You can see why I have a bit of sympathy for Roger Douglas' predicament for getting strung out by the press gallery. Getting singled out for his trip to London to visit his grandchildren for using an entitlement that was hard earned in the service of his country to make up for lost time spent in the public arena, both then and now, with a family visit.

This particular perk was traded off in 1999. It wasn't the first perk to get the axe and won't be the last. Up until the Fourth Labour Government, there used to be all sorts of absurd perks in the fine print. Trev's words:
I would rather in retrospect have been under-secretary of finance to Roger Douglas than I would have been Minister of Pies & Ice-cream in the cabinet. There were several reasons for this. The first was financial. Under the Higher Salaries Commission, Ministers and under-secretaries were paid one hundred odd dollars tax-free a day for the time they were not in Wellington. The idea was that they were doing their job elsewhere. I thought this was ridiculous but it rendered my under-secretaries' pay up with a cabinet minister. I didn't have to go down to Wellington on Monday and was paid this $100 for fishing and shooting. That later, on our own instigation, was altered and is not the position now. That was the ridiculous nature however of much of the way of fixing salaries for ministers and under-secretaries in those days. As under-secretary, I also had full access to the LTDs and all the status of other ministerial perks.
It is all part of the long, slow process of dismantling the incredible range of perks that help hide the true remuneration of MPs. It would be a lot simpler to front end everything into the pay packet and bulk fund and cap the expenses.

But Roger Douglas' response to press gallery questions was spectacularly poorly worded, what with the belt-tightening, beneficiary-bashing, recession-enduring fug upon the land. While the state sector is being pressed into making across the board cuts of ten percent or more, parliament sits aloof, an exception to its own rules. It's hard to lead by example from the rear.

Shalom Shalom

It's hello and goodbye to Israel's far right nutjob Avi Lieberman, who has been accused of bribery and money laundering, according to the FT:
A police statement on Sunday said a recommendation had been submitted to the office of Menachem Mazuz, Israel’s attorney-general, who will decide whether to go ahead with the indictment. Mr Lieberman could be forced to resign as foreign minister if charges are pressed against him.
Couldn't happen to a more deserving guy.

Sunday, August 02, 2009

Copyrightsmeller Pursuivant

Don't forget that the deadline on public consultation on NZ's copyright infringement witch hunt is this coming Friday. The Ministry of Economic Development's Zombie 92A policy document still includes burning at the stake termination of internet access as the maximum deterrent.

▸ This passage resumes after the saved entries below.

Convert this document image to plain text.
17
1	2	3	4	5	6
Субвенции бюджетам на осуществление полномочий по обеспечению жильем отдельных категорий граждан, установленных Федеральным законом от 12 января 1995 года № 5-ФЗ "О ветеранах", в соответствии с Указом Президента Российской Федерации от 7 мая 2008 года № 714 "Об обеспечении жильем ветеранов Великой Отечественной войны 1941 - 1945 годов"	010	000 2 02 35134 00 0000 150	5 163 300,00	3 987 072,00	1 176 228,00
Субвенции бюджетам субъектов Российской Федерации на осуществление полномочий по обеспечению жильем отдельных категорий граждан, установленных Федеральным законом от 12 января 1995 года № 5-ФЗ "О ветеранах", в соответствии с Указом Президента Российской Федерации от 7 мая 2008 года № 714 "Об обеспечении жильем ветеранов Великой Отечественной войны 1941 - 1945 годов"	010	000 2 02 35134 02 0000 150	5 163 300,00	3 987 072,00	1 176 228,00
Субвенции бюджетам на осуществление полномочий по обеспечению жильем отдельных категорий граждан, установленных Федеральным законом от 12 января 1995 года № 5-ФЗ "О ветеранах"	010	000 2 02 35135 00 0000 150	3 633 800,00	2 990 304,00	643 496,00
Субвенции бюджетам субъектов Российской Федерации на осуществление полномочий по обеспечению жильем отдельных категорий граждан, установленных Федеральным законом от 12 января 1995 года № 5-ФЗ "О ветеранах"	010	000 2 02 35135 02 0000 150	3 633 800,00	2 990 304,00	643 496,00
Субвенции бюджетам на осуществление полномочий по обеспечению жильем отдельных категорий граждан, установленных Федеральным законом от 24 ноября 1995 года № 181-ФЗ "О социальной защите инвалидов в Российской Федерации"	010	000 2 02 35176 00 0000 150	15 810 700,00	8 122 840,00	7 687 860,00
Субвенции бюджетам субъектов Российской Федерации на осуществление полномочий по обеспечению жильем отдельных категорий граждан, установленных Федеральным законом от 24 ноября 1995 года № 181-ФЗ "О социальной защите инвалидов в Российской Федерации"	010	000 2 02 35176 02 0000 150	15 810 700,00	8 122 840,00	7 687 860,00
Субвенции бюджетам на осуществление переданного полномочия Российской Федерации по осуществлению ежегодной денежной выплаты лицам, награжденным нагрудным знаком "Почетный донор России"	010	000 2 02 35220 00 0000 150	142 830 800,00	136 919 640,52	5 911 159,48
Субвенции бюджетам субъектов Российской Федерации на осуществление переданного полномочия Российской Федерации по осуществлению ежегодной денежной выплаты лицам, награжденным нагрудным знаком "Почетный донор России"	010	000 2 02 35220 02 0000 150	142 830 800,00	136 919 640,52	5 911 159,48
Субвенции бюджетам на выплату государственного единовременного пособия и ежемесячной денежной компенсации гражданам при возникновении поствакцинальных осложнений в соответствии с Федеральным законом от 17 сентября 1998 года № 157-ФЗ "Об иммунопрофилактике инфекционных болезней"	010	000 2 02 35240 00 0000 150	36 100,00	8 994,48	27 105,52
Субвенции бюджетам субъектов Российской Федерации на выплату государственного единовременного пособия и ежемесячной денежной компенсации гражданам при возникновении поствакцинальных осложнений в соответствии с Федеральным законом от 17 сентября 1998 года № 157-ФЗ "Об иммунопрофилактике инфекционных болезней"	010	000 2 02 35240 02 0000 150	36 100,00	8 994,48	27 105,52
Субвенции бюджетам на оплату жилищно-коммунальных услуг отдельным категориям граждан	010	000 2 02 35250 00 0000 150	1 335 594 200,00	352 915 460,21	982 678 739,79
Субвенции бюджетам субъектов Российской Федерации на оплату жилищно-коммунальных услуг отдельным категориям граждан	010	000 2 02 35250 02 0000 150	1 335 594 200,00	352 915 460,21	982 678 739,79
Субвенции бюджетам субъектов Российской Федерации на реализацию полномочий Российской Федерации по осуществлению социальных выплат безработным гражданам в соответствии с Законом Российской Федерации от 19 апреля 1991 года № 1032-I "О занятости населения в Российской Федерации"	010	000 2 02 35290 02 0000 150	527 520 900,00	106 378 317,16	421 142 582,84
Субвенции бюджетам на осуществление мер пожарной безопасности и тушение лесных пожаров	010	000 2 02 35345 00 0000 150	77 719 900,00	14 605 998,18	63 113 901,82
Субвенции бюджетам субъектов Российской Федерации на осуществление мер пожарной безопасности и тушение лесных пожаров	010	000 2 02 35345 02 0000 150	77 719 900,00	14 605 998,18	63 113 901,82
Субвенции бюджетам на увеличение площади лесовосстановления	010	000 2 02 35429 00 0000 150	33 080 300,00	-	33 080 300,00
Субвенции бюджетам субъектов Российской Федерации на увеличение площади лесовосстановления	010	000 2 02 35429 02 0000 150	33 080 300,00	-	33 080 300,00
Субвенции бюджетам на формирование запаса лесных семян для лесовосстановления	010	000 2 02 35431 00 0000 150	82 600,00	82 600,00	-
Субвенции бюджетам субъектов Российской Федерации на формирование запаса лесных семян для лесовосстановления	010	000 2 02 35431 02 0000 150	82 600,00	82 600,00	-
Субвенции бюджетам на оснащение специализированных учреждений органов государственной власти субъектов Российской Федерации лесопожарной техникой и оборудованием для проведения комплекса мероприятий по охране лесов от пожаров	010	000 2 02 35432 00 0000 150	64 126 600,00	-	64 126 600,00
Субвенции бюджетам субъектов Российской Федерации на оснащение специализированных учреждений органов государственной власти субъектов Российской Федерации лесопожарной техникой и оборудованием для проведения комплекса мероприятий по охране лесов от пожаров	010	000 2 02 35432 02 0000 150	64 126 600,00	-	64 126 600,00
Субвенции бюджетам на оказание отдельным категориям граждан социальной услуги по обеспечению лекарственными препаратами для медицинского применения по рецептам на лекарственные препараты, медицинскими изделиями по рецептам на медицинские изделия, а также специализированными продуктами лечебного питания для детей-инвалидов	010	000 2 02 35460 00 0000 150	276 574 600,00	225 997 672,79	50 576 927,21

As Creative Freedom sez, disconnection must be taken out of the scheme at the very least. Then there's the ongoing arguments over what is deemed fair use of copyright. Also the lack of provision for satire and free comment to be made lest any multinational corporation shuts down dissent through copyright threats. And to top it all off you've got the grand daddy of asymetric fights, pitting the bottomless money pits of Sony etc against citizens.

Please let the MED know what you think. The proposal is broken up into morsels of interest, so you can pick and mix 'em as you see fit. Email MED before Friday 7th August.

Talk Show Host

Paul Holmes may not be from Barcelona but I reckon he has a certain affinity for the place. For a real talk show, Real Time with Bill Maher was a doozie this week. Belligerent Brit historian Niall Ferguson, Australian Michael Ware, MSNBC talking head Rachel Maddow talking Healthcare, the beer summit, Palin, the Fed, feminism, Afghanistan. Not a fluffy duck in sight.